Telesat released its Second Quarter (Q2) financial results Thursday, reporting consolidated revenue of $208 million Canadian dollars ($155 million), a decrease of 10% compared to the same period in 2019. Net income in Q2 was CA$162 million, up 20% from Q2 2019. 

The Canadian satellite operator attributed the decrease in revenue to a reduction of service for one of its North American Direct-to-Home (DTH) customers and lower revenue due to the completion of the term for prepaid services in a customer agreement. In addition, Telesat received revenue in Q2 2019 from providing short-term services to another satellite operator, which did not recur in 2020.  

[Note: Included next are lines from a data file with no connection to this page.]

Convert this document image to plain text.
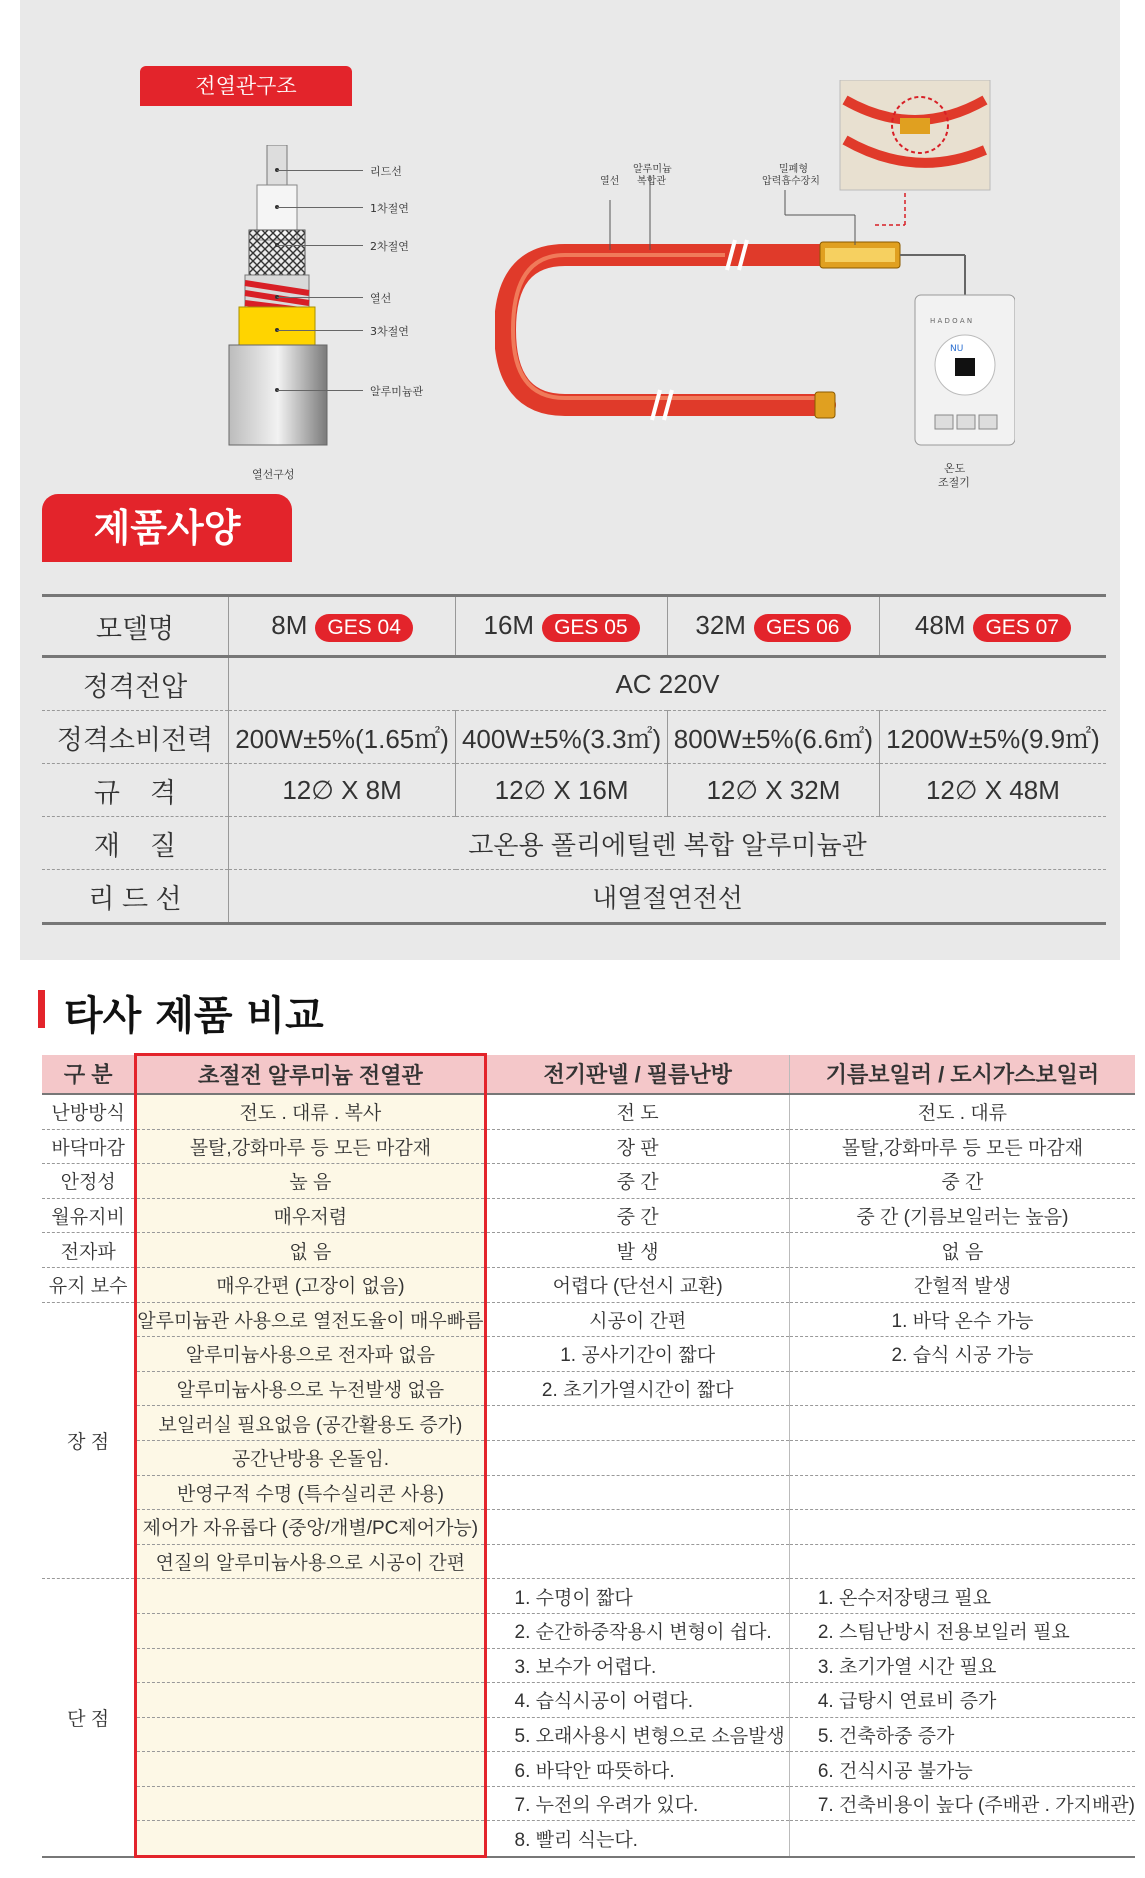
전열관구조
리드선
1차절연
2차절연
열선
3차절연
알루미늄관
열선구성
열선
알루미늄
복합관
밀폐형
압력흡수장치
H A D O A N
NU
온도
조절기
제품사양
모델명	8M GES 04	16M GES 05	32M GES 06	48M GES 07
정격전압	AC 220V			
정격소비전력	200W±5%(1.65㎡)	400W±5%(3.3㎡)	800W±5%(6.6㎡)	1200W±5%(9.9㎡)
규    격	12∅ X 8M	12∅ X 16M	12∅ X 32M	12∅ X 48M
재    질	고온용 폴리에틸렌 복합 알루미늄관			
리 드 선	내열절연전선			
타사 제품 비교
구 분	초절전 알루미늄 전열관	전기판넬 / 필름난방	기름보일러 / 도시가스보일러
난방방식	전도 . 대류 . 복사	전 도	전도 . 대류
바닥마감	몰탈,강화마루 등 모든 마감재	장 판	몰탈,강화마루 등 모든 마감재
안정성	높 음	중 간	중 간
월유지비	매우저렴	중 간	중 간 (기름보일러는 높음)
전자파	없 음	발 생	없 음
유지 보수	매우간편 (고장이 없음)	어렵다 (단선시 교환)	간헐적 발생
장 점	알루미늄관 사용으로 열전도율이 매우빠름	시공이 간편	1. 바닥 온수 가능
	알루미늄사용으로 전자파 없음	1. 공사기간이 짧다	2. 습식 시공 가능
	알루미늄사용으로 누전발생 없음	2. 초기가열시간이 짧다	
	보일러실 필요없음 (공간활용도 증가)		
	공간난방용 온돌임.		
	반영구적 수명 (특수실리콘 사용)		
	제어가 자유롭다 (중앙/개별/PC제어가능)		
	연질의 알루미늄사용으로 시공이 간편		
단 점		1. 수명이 짧다	1. 온수저장탱크 필요
		2. 순간하중작용시 변형이 쉽다.	2. 스팀난방시 전용보일러 필요
		3. 보수가 어렵다.	3. 초기가열 시간 필요
		4. 습식시공이 어렵다.	4. 급탕시 연료비 증가
		5. 오래사용시 변형으로 소음발생	5. 건축하중 증가
		6. 바닥안 따뜻하다.	6. 건식시공 불가능
		7. 누전의 우려가 있다.	7. 건축비용이 높다 (주배관 . 가지배관)
		8. 빨리 식는다.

Telesat CEO Dan Goldberg acknowledged the Q2 results reflect factors the company anticipated, the contract non-renewal, and the end of a revenue amortization period, but also the unanticipated impact of the COVID-19 pandemic. 

“The overwhelming majority of our revenues appears to be unaffected by the pandemic and we continue to have robust operating margins and strong cash flow, which is underpinned by our substantial contractual backlog. In addition, we continue to make substantial progress on the development of our planned revolutionary LEO (Low-Earth Orbit) satellite constellation as well as our other strategic objectives, including leveraging our valuable spectrum rights,” Goldberg said.